Katalin Novák spoke after talks with Jacob Rees-Mogg, leader of the House of Commons, and told Hungarian public media that the government sought opportunities for cooperation with Britain’s Conservatives and Hungary’s ruling Fidesz party. She said the two parties’ similar views on family policy offered such opportunities.
Novák said Rees-Mogg was “a conservative politician who believes in traditional families and the importance of providing them protection, and he regrets that the number of abortions in the UK is climbing.” Rees-Mogg was interested to hear how
Hungary had reduced abortions by 41 percent in the past decade,
and he welcomed the doubling in the number of marriages in Hungary as well as the birth rate increasing by 27 percent, Novak said, adding that these trends were “just the opposite” in Britain.
She said Rees-Mogg had spoken highly of Hungary’s decision to exempt mothers with four or more children from paying personal income tax, and cited him as saying that Britain would also need a policy to promote births by way of taxation.
Concerning Brexit, Novák said that
the European Union’s institutions “have failed to draw inevitable consequences” and would make “the same mistakes again”
by “dragging Poland or Hungary around with no regard to national characteristics”.
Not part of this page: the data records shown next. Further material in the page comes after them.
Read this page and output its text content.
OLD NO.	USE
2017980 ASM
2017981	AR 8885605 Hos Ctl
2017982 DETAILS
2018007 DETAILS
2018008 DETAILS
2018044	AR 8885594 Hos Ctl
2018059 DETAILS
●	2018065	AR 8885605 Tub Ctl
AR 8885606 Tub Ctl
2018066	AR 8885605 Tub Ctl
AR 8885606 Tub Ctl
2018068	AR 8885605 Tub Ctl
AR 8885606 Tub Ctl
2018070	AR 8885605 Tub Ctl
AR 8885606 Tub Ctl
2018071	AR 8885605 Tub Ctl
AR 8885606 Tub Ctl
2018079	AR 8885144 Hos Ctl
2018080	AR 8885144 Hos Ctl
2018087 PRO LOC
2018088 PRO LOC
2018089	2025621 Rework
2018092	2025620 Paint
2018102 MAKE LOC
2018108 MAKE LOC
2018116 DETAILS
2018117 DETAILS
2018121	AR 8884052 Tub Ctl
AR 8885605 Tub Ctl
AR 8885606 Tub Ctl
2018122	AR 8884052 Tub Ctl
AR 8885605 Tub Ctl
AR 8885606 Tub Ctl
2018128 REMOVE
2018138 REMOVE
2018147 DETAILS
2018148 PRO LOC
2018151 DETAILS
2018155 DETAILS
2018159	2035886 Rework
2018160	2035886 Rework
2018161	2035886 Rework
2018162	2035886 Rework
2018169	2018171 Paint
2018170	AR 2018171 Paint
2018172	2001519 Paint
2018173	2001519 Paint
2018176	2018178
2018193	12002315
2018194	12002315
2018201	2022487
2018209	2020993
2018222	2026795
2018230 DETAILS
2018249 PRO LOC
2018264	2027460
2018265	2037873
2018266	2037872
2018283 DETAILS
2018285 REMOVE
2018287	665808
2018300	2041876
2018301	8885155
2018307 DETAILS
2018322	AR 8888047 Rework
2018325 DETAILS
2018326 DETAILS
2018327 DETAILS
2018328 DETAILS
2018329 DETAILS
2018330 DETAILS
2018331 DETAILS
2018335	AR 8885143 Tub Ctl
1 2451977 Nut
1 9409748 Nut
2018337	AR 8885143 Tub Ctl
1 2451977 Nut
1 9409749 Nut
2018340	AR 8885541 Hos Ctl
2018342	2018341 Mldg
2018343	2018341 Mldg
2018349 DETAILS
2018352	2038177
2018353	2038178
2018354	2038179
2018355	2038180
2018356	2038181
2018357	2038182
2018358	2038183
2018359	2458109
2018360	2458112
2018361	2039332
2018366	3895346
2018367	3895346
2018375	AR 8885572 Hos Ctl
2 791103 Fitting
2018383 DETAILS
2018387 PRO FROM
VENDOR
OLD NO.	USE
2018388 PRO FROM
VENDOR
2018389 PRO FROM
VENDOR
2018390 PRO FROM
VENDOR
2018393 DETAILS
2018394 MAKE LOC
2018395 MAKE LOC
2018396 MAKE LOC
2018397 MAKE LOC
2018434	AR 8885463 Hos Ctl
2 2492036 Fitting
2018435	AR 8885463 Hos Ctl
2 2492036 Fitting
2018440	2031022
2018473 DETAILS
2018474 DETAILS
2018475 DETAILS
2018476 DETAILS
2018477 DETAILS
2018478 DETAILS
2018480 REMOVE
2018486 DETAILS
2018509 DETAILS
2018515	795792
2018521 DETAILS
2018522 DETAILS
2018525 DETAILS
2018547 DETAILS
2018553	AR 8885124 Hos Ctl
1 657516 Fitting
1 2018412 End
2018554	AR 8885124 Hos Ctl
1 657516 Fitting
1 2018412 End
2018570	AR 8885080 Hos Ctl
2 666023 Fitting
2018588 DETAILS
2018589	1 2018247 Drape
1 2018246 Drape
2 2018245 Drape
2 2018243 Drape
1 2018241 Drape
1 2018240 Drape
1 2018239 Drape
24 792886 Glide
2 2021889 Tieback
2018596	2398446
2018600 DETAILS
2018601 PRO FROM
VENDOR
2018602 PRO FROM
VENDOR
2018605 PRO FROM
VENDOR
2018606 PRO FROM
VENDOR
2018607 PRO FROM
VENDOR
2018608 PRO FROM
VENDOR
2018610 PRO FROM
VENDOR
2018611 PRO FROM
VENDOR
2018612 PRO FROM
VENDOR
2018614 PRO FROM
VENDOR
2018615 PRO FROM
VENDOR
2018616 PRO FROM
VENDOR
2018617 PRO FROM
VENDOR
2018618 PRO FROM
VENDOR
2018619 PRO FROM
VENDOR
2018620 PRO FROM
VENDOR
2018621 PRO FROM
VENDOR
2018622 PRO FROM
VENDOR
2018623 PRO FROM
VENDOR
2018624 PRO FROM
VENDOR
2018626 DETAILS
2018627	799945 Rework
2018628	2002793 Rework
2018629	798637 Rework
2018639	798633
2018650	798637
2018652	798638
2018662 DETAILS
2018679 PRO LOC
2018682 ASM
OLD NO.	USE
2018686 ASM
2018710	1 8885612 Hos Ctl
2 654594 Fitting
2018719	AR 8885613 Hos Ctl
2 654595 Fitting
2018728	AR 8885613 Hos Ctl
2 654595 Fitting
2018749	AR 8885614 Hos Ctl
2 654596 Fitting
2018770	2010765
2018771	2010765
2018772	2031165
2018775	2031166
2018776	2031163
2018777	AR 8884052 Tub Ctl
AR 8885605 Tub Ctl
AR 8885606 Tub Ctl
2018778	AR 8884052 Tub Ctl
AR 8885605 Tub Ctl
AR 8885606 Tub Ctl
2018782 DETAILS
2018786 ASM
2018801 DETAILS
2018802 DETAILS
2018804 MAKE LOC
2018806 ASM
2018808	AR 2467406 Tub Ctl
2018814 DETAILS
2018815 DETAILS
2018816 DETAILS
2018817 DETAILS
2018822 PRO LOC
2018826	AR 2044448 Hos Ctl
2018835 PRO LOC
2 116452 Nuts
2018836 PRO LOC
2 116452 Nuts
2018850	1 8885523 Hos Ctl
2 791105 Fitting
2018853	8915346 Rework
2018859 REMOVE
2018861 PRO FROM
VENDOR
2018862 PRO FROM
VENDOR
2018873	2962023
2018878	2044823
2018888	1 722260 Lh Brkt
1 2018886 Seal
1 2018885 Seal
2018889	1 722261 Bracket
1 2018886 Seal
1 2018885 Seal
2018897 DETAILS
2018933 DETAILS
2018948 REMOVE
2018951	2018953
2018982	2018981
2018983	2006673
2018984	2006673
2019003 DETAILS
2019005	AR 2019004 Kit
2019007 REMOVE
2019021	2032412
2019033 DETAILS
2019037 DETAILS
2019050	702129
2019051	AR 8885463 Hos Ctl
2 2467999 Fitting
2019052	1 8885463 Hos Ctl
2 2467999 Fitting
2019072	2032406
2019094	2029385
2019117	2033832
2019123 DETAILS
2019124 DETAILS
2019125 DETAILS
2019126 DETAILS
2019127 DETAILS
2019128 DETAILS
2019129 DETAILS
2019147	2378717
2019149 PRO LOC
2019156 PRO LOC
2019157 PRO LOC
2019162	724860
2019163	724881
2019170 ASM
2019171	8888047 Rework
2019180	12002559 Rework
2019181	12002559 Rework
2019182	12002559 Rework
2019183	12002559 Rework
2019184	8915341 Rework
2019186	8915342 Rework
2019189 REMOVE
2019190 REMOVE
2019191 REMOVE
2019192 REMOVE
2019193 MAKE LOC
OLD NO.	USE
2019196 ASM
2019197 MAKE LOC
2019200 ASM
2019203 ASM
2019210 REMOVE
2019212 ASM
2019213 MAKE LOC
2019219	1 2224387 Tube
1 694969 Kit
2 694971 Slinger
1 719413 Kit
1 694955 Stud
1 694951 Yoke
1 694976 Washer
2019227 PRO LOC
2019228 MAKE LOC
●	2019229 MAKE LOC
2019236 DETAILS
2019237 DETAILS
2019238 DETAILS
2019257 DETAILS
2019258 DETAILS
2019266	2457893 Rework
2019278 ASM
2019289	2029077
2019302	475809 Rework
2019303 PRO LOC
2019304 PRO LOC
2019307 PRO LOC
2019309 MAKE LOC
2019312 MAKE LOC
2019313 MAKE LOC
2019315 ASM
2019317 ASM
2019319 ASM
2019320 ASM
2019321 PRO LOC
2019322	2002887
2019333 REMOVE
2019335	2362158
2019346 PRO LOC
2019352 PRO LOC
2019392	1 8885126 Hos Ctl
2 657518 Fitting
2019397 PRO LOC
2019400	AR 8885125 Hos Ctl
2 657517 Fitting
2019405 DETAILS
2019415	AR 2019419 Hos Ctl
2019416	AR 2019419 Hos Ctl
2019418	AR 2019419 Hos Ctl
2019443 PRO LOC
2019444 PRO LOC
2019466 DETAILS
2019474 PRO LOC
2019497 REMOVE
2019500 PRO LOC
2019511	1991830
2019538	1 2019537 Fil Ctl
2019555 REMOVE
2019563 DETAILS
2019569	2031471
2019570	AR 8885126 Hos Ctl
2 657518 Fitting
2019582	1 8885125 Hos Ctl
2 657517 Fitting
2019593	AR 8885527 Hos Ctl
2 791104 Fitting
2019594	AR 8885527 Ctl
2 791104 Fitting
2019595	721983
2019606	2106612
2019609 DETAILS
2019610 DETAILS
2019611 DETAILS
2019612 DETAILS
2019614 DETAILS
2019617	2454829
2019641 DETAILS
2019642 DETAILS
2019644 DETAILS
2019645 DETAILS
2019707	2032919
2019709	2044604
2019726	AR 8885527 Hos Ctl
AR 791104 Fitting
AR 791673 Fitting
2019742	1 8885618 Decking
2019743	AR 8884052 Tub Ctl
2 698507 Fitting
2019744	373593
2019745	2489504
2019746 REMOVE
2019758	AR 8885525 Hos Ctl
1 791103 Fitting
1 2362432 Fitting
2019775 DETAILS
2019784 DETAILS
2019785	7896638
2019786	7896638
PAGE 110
Just as Britons refused to give up their national identity or traditions, neither would Hungarians or Poles, Novak said. “It’s important that the EU and its institutions should be partners in endeavours to preserve our sovereignty,” she added.
Novák said negotiations between the British and Hungarian governments were ongoing to ensure that Hungarian ventures and students in Britain suffer the least because of Brexit. She said the costs borne by students had grown and Hungarian business people and students no longer had “the same rights” as before Britain quit the EU.
Novák said she had met Hungarian students in Britain to find out how the Hungarian government could help them. If European youth could no longer study at British universities and gain competitive skills, “after a time Europe’s global competitiveness would suffer”, she said.